Hoje, existem mais de 1 500 órgãos municipais, estaduais e federais envolvidos com a segurança pública. Eles atuam segundo suas próprias diretrizes, não se comunicam e nem sempre têm objetivos comuns. Esse cenário, aliado à corrupção, cria um ambiente propício para a expansão do crime e permite que as milícias continuem se estabelecendo nas comunidades mais carentes. Nos últimos dezesseis anos, por exemplo, as milícias triplicaram seu domínio no Rio de Janeiro. Unir as forças e estabelecer uma meta comum é uma proposta que encontra amparo na lógica. O problema é quando a lógica se curva a interesses políticos de ocasião. Pesquisa Genial/Quaest divulgada na quarta-feira 10 mostra que a segurança pública perde apenas para a economia entre os principais problemas do país. Não à toa, nos cinco municípios com as maiores taxas de homicídios em 2023 — Rio de Janeiro, Salvador, Manaus, Fortaleza e Recife —, o combate à violência urbana é plataforma de campanha de todos os pré-candidatos a prefeito.

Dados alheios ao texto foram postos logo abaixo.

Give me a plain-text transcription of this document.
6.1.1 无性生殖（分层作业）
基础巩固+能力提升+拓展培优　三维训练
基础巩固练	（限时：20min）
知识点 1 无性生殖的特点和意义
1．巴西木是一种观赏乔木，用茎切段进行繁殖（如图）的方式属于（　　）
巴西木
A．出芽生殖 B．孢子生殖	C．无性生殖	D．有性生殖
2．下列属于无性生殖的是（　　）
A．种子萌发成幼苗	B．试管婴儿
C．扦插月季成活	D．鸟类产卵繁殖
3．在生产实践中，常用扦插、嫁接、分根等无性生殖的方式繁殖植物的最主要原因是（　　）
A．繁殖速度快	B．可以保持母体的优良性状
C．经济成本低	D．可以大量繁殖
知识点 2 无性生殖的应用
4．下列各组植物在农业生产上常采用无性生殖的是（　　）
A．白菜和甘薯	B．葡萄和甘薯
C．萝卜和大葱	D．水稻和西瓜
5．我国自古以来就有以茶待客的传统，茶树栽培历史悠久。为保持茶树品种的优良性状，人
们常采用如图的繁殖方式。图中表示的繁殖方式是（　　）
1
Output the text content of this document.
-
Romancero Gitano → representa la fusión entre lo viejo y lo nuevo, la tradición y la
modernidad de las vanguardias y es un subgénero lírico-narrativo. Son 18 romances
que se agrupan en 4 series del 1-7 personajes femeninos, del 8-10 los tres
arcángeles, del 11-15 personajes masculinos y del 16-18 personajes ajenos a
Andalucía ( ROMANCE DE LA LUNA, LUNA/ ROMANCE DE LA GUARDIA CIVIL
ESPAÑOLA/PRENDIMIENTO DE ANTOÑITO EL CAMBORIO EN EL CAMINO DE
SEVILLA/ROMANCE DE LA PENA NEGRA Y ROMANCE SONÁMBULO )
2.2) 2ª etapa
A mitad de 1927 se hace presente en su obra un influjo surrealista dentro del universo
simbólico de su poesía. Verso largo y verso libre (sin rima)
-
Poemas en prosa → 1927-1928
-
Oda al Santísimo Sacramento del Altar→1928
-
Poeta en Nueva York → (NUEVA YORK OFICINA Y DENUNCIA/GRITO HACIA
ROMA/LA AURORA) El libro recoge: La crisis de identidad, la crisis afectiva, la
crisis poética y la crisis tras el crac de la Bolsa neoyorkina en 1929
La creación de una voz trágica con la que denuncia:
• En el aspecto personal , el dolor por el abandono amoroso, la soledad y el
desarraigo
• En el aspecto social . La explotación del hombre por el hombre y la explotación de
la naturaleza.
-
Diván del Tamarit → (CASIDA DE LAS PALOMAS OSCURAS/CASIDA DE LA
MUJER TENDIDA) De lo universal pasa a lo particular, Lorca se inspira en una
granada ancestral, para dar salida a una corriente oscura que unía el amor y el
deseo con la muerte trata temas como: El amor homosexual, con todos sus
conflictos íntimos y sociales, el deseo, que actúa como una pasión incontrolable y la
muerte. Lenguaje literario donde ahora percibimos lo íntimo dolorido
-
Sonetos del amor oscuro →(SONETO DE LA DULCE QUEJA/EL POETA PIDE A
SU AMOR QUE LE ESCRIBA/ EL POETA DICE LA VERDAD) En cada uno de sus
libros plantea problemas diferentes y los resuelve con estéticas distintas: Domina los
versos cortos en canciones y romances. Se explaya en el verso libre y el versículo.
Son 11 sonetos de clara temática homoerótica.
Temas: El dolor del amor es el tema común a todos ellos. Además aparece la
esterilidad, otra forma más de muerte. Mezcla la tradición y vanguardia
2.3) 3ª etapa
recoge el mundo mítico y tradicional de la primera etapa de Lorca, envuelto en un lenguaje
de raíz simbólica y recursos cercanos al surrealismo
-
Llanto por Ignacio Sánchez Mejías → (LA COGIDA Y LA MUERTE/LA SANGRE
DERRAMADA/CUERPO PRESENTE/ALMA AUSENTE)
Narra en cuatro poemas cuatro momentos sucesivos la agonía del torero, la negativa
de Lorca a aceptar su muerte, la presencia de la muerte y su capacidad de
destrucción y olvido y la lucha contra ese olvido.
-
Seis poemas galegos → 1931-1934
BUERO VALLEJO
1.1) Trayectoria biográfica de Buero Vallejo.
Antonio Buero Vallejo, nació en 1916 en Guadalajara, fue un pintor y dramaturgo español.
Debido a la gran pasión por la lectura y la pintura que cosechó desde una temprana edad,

O PT, por exemplo, resistia à ideia de um plano nacional de segurança, até o momento em que percebeu o tamanho do desgaste político do governo e o reflexo desse desgaste nas campanhas municipais. Era preciso reagir. Lula então pediu ao Ministério da Justiça que apresentasse o plano. A proposta já estava pronta havia mais de três meses, mas encontrava-se convenientemente embarreirada na Casa Civil, que queria evitar atritos com alguns governadores. Atritos que, aliás, serão inevitáveis. O governador Ronaldo Caiado, de Goiás, por exemplo, já disse que não cabe ao governo federal estabelecer o que é e o que não é prioridade na área de segurança. Muitos como ele, e não só de oposição, pensam da mesma maneira. No Congresso, a proposta corre o risco de cair na vala comum da disputa ideológica e do lobby corporativo. “Ampliar as prerrogativas da Polícia Federal em detrimento da Polícia Civil e da Polícia Militar é o governo querendo formar uma superpolícia para estabelecer uma ditadura”, disse a VEJA o presidente da Comissão de Segurança Pública da Câmara, Alberto Fraga (PL-DF), coronel reformado da PM.
Antes de enviar a proposta ao Congresso, Lula pretende reunir os governadores de todo o país para discutir o plano. Ouvir é sempre uma boa iniciativa, mas, neste caso, as chances de chegar a um consenso são pequenas. O governo sabe disso, mas aposta na pressão da sociedade. “Não há de se falar de um momento ideal para se enviar ao Congresso uma legislação como esta porque o momento ideal o Brasil já perdeu ao ter deixado o crime organizado ter o tamanho que tem hoje”, diz Renato Sérgio de Lima, presidente do Fórum Brasileiro de Segurança Pública. O próprio Lewandowski entrou em campo para tentar convencer os parlamentares de que a proposta não deve ser reduzida a uma disputa de poder. “A PEC da Segurança é um instrumento necessário para combater de forma mais eficaz o crime organizado, que cresce a cada dia e representa uma ameaça à segurança de todos os cidadãos”, disse o ministro da Justiça a VEJA. É um importante e necessário primeiro passo.